International brands require a more nuanced approach to language across markets.
It’s tempting to brush off localization as a simple translation job. Take English. Make it French... and you’re done. The truth is that international brands require a more nuanced approach to language across markets.
In this article, Contentful and Locaria come together to talk about some of the common mistakes that teams make with localization, and how to avoid them.
You can’t simply translate your keywords from the source language.

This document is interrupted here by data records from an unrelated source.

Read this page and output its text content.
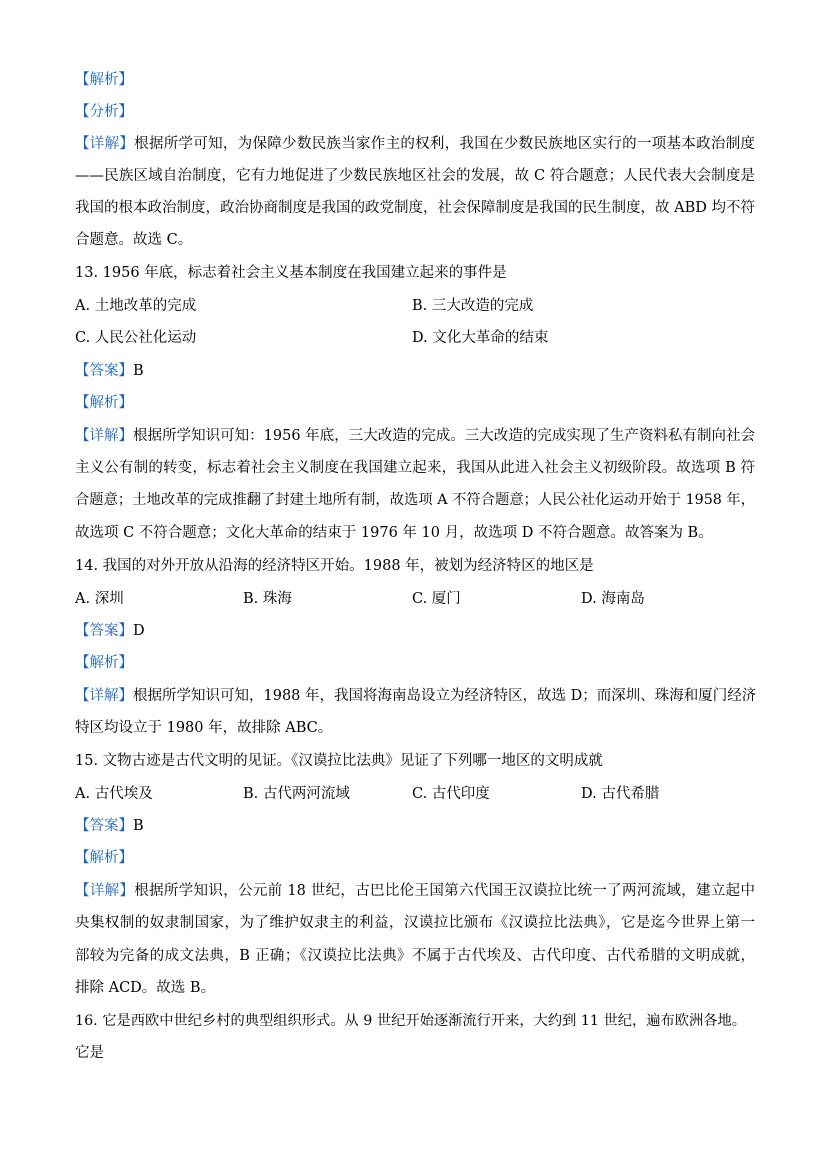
【解析】
【分析】
【详解】根据所学可知，为保障少数民族当家作主的权利，我国在少数民族地区实行的一项基本政治制度
——民族区域自治制度，它有力地促进了少数民族地区社会的发展，故 C 符合题意；人民代表大会制度是
我国的根本政治制度，政治协商制度是我国的政党制度，社会保障制度是我国的民生制度，故 ABD 均不符
合题意。故选 C。
13. 1956 年底，标志着社会主义基本制度在我国建立起来的事件是
A. 土地改革的完成	B. 三大改造的完成
C. 人民公社化运动	D. 文化大革命的结束
【答案】B
【解析】
【详解】根据所学知识可知：1956 年底，三大改造的完成。三大改造的完成实现了生产资料私有制向社会
主义公有制的转变，标志着社会主义制度在我国建立起来，我国从此进入社会主义初级阶段。故选项 B 符
合题意；土地改革的完成推翻了封建土地所有制，故选项 A 不符合题意；人民公社化运动开始于 1958 年，
故选项 C 不符合题意；文化大革命的结束于 1976 年 10 月，故选项 D 不符合题意。故答案为 B。
14. 我国的对外开放从沿海的经济特区开始。1988 年，被划为经济特区的地区是
A. 深圳	B. 珠海	C. 厦门	D. 海南岛
【答案】D
【解析】
【详解】根据所学知识可知，1988 年，我国将海南岛设立为经济特区，故选 D；而深圳、珠海和厦门经济
特区均设立于 1980 年，故排除 ABC。
15. 文物古迹是古代文明的见证。《汉谟拉比法典》见证了下列哪一地区的文明成就
A. 古代埃及	B. 古代两河流域	C. 古代印度	D. 古代希腊
【答案】B
【解析】
【详解】根据所学知识，公元前 18 世纪，古巴比伦王国第六代国王汉谟拉比统一了两河流域，建立起中
央集权制的奴隶制国家，为了维护奴隶主的利益，汉谟拉比颁布《汉谟拉比法典》，它是迄今世界上第一
部较为完备的成文法典，B 正确；《汉谟拉比法典》不属于古代埃及、古代印度、古代希腊的文明成就，
排除 ACD。故选 B。
16. 它是西欧中世纪乡村的典型组织形式。从 9 世纪开始逐渐流行开来，大约到 11 世纪，遍布欧洲各地。
它是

While this would be a simple solution, your SEO would suffer. What ranks highly in one locale won’t necessarily rank highly in the other. To ensure your website works for your international audience, you need to conduct independent keyword research for each of your target languages. Using a team of analysts who understand digital marketing and linguistics can be your best solution here. Once you have your keywords, you might have to do some rewriting, but you can rest assured your websites will have the best chance at a high ranking.
Localization is not a one-off project. As customer needs and preferences change, brands must respond quickly. Content needs to be refreshed and market-relevant. For international brands, this means having a content strategy for each of your localized sites. This makes Contentful and Locaria a great partnership. The Contentful authoring hub makes things easy for your team of translators because they can jump in and create content without going through developers. Content is reusable and can be sent to any channel; editors can rejoice as there is no cutting and pasting between different CMSs.
When it comes to your brand, consistency is key. This is especially true when trying to gain market share overseas. If an ad agency localizes your advertising content, and a translation agency localizes your website, it is likely that there will be inconsistencies in not only terminology, but also style. Not only does a lack of consistency damage your search engine quality scores, impacting your efficiency, it also can lead to customers dropping out of the conversion funnel.
By considering the local preferences of the country in which you’re selling, you’re ensuring your website and content really resonates with the customers you seek to serve.
Get to know the local culture and consider local preferences such as payment methods, shipping options and customer support. For example, in Europe, social media plays a big role in post-purchase communications. Customers are likely to jump on Facebook chat to ask for help. For the Middle East and East Asia, interaction with social media happens before the purchase. Customers love to share their potential purchases with their networks to achieve a consensus. If you aren’t familiar with these different customer journeys, you could be missing out on a sale.
Take an agile approach to testing out new markets.
You already have traffic from overseas, so look at your existing international business for any obvious wins. Rather than localizing everything up-front, increasing costs and business risk, start with some localized pay-per-click (PPC) campaigns built on target market keywords that link to your English language site. When you can see demand, this builds the case for localizing a landing page, key information on shipping and returns and more. This will help build your business case for deeper localization of both your site and other marketing channels.
Make sure you consider all markets. Some markets have received a lot of attention in recent years, such as Germany, China and the US. While these large markets seem like an attractive prize, they are highly competitive and require significant investment to achieve any cut-through. In comparison, markets such as the Nordics and South Korea, while smaller, are less competitive but still have sizeable populations of customers who are comfortable with shopping cross-border and have the means to do so.
You should consider localization across all digital marketing channels. It is important to ensure consistency across these channels to deliver a competitive customer experience, particularly when faced with in-market competitors. Localizing everything sounds scary and expensive, but it doesn’t need to be if you employ a broad range of localization techniques, using machine translation where appropriate and creative copywriting elsewhere.
Locaria grew from a digital performance marketing agency’s need for multilingual content as solutions offered by traditional translation agencies and media networks did not support marketing objectives and could even be damaging to online performance. Translation agencies didn’t understand platform and search engine format constraints, keyword research and SEO. They would translate everything at a high cost, but without any accountability for whether the campaigns performed.
Advertising networks, on the other hand, lacked qualified linguists or the localization technology that drives efficiencies, and their complex company structures meant localization of campaigns was often done by informal favour. This resulted in poor campaign results. Locaria saw an opportunity to put together the quality assurance, linguistic skills and localization technology of a traditional translation agency with the marketing savvy and proactive performance culture of a digital agency. This is performance linguistics.
Contentful addresses a lot of the common challenges translators face when working with a CMS.